Since 2013, people have been killing deer on Staten Island with bows and arrows. The poachers have been beheading the deer for trophies and leaving the carcasses behind. Roughly two dozen bucks have been found. The poaching problem has gotten so bad that the state’s Department of Environmental Conservation has dispatched a three officer team to catch the poachers. On November 11, Staten Island Advance reported Wednesday, they started cracking down. The team caught David Oakes, of the Mariner’s Harbor neighborhood, carrying a bow and arrow and dressed in camouflage in a wooded park behind a playground.
He was setting up bait to lure the deer, and he told the officers that he had killed an 8-point buck the previous year in the same spot.
Poaching happens in New York City, but usually with fish. Oakes is the first person ever charged with deer poaching in the city, and faces up to a year in jail. He will appear in Stapleton Criminal Court on Friday.
“Nobody has ever seen anything like it in New York City,” Officer Edward J. Piwko, the DEC officer who led the investigation, told the Post.
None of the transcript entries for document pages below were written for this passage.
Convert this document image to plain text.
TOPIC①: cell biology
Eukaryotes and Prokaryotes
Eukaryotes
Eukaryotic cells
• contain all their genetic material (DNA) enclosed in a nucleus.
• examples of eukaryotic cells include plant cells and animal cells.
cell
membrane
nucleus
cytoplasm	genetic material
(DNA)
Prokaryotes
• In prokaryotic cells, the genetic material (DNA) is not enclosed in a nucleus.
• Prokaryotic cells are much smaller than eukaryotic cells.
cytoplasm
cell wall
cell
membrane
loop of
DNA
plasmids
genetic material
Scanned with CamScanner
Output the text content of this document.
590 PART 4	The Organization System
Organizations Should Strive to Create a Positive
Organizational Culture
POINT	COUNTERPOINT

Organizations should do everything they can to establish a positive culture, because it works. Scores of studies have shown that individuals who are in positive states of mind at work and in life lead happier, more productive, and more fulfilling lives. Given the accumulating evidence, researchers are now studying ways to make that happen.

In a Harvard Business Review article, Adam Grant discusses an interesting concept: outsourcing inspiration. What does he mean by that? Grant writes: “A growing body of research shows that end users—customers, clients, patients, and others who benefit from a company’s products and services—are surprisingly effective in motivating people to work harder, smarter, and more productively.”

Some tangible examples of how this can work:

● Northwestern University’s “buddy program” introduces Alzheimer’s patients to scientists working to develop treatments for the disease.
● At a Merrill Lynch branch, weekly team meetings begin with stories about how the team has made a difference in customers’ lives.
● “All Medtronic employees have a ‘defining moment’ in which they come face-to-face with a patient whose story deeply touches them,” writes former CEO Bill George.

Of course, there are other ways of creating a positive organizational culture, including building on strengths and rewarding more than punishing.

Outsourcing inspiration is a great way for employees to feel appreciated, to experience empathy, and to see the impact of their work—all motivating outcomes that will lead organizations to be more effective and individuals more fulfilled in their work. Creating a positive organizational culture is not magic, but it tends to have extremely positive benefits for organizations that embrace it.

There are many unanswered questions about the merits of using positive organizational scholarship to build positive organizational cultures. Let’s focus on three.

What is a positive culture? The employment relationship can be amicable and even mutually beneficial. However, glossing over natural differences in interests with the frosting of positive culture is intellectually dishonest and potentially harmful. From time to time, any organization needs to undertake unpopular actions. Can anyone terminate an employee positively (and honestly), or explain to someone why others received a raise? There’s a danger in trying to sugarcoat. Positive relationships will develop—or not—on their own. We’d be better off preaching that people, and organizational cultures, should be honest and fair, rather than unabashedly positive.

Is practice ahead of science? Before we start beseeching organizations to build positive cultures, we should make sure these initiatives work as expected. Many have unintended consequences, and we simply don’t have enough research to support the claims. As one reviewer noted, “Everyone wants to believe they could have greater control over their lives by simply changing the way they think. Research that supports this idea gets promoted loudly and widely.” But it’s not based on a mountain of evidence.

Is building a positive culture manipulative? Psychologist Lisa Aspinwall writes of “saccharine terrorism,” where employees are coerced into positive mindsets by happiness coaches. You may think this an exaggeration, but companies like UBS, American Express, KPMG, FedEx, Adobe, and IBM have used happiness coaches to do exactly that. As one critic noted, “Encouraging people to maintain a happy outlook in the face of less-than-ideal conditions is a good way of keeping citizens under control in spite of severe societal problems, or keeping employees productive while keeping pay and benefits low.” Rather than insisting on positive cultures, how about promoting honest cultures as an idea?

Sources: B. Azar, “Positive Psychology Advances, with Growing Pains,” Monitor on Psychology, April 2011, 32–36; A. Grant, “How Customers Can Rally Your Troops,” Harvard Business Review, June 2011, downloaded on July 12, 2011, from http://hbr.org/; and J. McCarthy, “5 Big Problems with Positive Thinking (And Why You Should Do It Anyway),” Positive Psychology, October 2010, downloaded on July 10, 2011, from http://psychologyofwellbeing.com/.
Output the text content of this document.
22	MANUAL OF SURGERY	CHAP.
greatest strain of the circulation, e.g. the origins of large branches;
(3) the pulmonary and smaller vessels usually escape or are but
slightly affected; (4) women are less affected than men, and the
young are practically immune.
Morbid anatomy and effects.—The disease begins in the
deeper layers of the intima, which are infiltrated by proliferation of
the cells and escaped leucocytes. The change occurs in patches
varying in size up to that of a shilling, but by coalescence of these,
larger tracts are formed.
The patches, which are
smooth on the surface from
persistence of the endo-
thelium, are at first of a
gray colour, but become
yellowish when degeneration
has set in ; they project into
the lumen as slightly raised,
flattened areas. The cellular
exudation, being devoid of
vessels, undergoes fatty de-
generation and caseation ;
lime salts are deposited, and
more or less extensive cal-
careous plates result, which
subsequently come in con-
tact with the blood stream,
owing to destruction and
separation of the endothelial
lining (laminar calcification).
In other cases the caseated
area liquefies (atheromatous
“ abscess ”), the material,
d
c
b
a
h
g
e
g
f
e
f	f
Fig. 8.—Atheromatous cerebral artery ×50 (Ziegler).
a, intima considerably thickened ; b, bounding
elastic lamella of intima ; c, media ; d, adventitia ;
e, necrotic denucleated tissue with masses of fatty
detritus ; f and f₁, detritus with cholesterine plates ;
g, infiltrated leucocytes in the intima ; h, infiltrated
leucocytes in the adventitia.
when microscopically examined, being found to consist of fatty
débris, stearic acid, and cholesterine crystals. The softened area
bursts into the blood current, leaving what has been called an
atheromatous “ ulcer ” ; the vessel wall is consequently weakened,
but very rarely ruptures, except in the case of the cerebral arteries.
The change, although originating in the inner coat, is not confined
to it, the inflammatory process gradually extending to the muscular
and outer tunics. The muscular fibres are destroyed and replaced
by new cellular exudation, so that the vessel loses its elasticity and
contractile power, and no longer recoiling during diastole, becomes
“This guy was the worst kind of poacher. He didn’t eat them. He would just cut their heads off.”
The DEC’s yearlong investigation involved use of night vision goggles, thermal imaging and overnight stakeouts to catch the predator. Oakes is thought to be just one of several poachers operating on the island, so tips about others should be directed to Officer Piwko at 718-979-0610.
Staten Island’s deer population has exploded since 2008, according to the Post, rising from just 24 to over 800 in that time. They often swim across Arthur Kill, the strait between Staten Island and New Jersey, to reach the island.